Plan vs. inflation, an expense of 1.4% of GDP


The plan presented by the government of Andrés Manuel López Obrador to combat inflation would represent an expense of around 1.4% of the Gross Domestic Product (GDP), that is, approximately 404,826 million pesos.

Juan Pablo de Botton, Undersecretary of Expenditures of the Ministry of Finance and Public Credit, explained during the Department’s Chair at the Faculty of Economics of the UNAM, that these resources were already contemplated in this year’s expenditure, through the calculations that have been made to gasoline subsidies, social programs and transfers to households.

“All these resources were available in the budget and it is their correct exercise and orientation that allows us to allocate around 1.4% of GDP, without this deteriorating public finances. With healthy public finances, we can seek a more controlled inflation and favor it based on the package that was announced”, he explained.

The Package against Inflation and Famine includes a series of production, distribution and foreign trade measures to combat the high levels of inflation that have occurred in recent months.

The Secretary of the Treasury stressed that “this support is not financed with a government deficit, but rather we have the highest income from the export of crude oil that satisfies the need to cushion the increase in the price of gasoline.”

financial pressure

Although the government indicates that the package will not have an extra cost to the public treasury, analysts consider that it could be an additional pressure on public finances, since it has little room for maneuver.
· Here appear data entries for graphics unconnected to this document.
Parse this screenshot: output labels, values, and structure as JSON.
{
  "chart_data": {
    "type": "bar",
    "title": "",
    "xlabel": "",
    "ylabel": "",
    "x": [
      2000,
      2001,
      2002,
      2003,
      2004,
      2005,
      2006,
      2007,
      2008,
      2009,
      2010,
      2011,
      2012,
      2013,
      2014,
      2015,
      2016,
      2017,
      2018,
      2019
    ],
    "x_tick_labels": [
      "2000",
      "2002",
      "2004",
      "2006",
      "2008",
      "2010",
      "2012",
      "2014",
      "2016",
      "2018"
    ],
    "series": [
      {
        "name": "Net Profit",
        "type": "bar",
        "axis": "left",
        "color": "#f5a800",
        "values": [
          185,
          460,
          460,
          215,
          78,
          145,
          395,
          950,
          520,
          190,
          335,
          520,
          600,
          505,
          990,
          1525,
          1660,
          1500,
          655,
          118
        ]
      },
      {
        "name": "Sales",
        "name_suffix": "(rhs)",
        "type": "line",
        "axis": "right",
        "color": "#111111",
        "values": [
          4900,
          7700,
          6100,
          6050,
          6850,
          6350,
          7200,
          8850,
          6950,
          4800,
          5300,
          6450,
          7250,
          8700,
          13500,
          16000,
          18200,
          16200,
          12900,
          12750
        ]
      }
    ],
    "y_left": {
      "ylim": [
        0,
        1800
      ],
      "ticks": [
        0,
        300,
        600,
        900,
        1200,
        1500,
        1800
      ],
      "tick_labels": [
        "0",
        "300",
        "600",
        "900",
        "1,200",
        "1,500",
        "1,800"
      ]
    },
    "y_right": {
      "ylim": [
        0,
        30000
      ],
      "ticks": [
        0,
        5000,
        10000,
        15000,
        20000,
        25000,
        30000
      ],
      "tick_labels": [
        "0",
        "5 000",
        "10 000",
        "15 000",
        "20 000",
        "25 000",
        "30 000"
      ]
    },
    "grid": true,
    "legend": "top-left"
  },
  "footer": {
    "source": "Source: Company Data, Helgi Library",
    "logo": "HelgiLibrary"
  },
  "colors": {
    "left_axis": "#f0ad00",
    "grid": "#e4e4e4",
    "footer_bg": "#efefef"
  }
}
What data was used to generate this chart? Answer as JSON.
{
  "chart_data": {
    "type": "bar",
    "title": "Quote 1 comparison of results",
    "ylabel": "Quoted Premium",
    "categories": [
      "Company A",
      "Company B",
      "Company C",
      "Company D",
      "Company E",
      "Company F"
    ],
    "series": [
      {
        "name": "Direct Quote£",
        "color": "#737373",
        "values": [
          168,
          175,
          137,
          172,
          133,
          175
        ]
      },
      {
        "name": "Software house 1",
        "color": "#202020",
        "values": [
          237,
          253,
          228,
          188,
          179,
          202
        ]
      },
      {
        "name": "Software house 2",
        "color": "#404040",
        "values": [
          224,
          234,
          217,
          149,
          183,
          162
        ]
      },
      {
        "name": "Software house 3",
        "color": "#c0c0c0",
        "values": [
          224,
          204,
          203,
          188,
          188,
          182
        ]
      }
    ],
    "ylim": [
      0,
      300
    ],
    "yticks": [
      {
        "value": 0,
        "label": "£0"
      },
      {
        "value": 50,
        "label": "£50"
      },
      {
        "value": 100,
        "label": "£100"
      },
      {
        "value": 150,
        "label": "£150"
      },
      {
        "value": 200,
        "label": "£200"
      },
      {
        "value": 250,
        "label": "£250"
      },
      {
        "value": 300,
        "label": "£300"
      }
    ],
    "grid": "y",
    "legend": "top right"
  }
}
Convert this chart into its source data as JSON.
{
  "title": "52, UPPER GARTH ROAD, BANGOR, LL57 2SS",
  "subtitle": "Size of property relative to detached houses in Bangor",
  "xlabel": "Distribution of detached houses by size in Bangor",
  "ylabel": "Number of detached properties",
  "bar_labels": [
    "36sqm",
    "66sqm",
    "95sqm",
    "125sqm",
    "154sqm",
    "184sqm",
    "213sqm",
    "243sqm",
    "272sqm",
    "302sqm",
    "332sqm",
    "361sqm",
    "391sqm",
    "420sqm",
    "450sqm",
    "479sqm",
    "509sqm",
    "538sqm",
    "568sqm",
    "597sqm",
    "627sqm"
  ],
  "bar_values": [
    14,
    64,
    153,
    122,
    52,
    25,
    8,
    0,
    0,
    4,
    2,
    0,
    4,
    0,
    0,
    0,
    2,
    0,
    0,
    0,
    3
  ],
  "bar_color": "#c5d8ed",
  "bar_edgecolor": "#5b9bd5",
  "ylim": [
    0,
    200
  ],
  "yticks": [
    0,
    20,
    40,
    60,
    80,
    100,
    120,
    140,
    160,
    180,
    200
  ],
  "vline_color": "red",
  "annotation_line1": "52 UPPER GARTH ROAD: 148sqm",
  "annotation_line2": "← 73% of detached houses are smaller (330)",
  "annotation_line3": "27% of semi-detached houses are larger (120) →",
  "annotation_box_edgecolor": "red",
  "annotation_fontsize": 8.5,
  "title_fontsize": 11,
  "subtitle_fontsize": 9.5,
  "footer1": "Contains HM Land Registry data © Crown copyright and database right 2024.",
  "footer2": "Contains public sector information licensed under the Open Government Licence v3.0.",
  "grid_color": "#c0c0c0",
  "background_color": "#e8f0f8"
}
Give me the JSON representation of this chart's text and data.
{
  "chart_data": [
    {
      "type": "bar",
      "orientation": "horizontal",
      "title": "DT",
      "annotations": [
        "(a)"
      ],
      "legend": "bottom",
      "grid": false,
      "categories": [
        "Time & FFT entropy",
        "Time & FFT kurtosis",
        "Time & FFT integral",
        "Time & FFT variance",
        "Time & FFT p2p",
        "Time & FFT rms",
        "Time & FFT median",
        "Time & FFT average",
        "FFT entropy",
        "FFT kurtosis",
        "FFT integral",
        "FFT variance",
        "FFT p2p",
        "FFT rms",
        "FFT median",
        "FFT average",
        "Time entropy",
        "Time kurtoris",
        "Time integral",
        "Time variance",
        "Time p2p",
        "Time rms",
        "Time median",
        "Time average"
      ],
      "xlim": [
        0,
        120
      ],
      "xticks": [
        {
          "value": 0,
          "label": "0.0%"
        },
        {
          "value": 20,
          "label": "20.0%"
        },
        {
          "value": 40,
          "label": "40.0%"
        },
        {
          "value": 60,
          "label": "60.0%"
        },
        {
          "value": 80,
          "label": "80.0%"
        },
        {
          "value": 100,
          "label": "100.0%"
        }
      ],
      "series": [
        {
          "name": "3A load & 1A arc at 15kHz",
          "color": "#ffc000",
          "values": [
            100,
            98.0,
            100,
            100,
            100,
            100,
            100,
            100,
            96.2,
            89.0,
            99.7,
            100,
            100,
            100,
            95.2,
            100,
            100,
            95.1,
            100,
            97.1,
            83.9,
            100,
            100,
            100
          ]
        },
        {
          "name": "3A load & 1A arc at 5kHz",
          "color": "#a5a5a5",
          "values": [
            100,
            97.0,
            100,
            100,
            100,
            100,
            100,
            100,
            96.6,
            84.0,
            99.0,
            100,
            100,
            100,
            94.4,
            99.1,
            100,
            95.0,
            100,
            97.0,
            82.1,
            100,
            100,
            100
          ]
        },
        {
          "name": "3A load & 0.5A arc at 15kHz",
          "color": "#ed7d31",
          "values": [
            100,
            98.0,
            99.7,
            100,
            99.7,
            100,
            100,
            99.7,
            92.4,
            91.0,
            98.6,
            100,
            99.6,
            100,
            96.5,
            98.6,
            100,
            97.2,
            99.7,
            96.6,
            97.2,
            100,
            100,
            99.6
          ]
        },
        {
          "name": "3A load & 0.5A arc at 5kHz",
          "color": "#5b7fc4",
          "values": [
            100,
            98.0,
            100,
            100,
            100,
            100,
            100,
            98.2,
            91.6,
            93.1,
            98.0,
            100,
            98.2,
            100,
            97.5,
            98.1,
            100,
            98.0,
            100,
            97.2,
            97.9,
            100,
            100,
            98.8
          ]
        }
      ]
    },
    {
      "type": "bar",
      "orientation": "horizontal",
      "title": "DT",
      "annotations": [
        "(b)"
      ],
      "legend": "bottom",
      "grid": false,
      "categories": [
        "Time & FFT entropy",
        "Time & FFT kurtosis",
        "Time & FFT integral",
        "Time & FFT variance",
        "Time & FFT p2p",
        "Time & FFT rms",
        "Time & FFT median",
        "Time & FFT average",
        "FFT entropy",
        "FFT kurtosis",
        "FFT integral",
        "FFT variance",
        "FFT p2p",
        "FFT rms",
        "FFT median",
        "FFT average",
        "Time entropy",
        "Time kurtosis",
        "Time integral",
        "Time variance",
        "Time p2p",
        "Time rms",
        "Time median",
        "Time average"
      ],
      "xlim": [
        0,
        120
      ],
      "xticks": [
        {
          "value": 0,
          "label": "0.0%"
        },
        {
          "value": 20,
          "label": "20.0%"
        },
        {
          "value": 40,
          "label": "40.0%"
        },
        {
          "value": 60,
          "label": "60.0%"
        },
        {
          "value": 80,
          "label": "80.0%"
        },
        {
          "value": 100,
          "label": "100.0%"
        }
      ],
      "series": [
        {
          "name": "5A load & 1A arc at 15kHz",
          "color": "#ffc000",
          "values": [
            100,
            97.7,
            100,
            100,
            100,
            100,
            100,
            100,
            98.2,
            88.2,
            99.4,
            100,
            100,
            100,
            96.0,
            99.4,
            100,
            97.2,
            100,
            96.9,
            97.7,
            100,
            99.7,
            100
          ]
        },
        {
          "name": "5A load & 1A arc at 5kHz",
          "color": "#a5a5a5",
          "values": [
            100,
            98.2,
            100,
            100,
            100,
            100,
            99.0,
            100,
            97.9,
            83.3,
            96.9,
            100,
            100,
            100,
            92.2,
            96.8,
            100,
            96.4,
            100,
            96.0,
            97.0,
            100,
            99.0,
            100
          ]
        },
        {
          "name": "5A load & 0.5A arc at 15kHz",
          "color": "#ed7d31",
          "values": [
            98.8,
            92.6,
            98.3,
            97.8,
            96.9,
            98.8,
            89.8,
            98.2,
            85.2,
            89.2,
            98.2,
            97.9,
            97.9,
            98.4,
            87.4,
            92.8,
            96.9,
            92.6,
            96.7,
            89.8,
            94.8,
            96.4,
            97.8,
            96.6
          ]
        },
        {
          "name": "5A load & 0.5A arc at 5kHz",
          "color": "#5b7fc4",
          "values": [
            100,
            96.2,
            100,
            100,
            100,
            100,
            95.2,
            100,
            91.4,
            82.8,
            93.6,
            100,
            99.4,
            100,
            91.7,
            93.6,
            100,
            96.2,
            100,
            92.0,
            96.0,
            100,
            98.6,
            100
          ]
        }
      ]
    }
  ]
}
“The measures imply greater public spending and, although the President mentioned that the resources will come from oil surpluses, it is unlikely that they will cover all the proposed stimuli,” said Gabriela Siller, director of Economic and Financial Analysis at Banco Base.

In this sense, James Salazar, deputy director of Economic Analysis at CIBanco, mentioned that although the proposed measures may not represent a significant additional expense, the country’s public finances have little room for maneuver and even mentioned that the opportunity to use oil surpluses in other items that could boost the recovery of the economy.

For her part, Janneth Quiroz, deputy director of Economic Analysis at Monex, explained that it seems that the government is very confident in the surplus oil revenues obtained thanks to a higher price of a barrel of oil; however, the estimated average of 92.9 dollars per barrel this year could be lower, depending on how the European conflict develops.

According to Treasury estimates, it is expected that this year an extra 535.509 million pesos will be obtained from oil revenues as approved in the 2022 Federation Revenue Law. However, lower tax revenues are expected.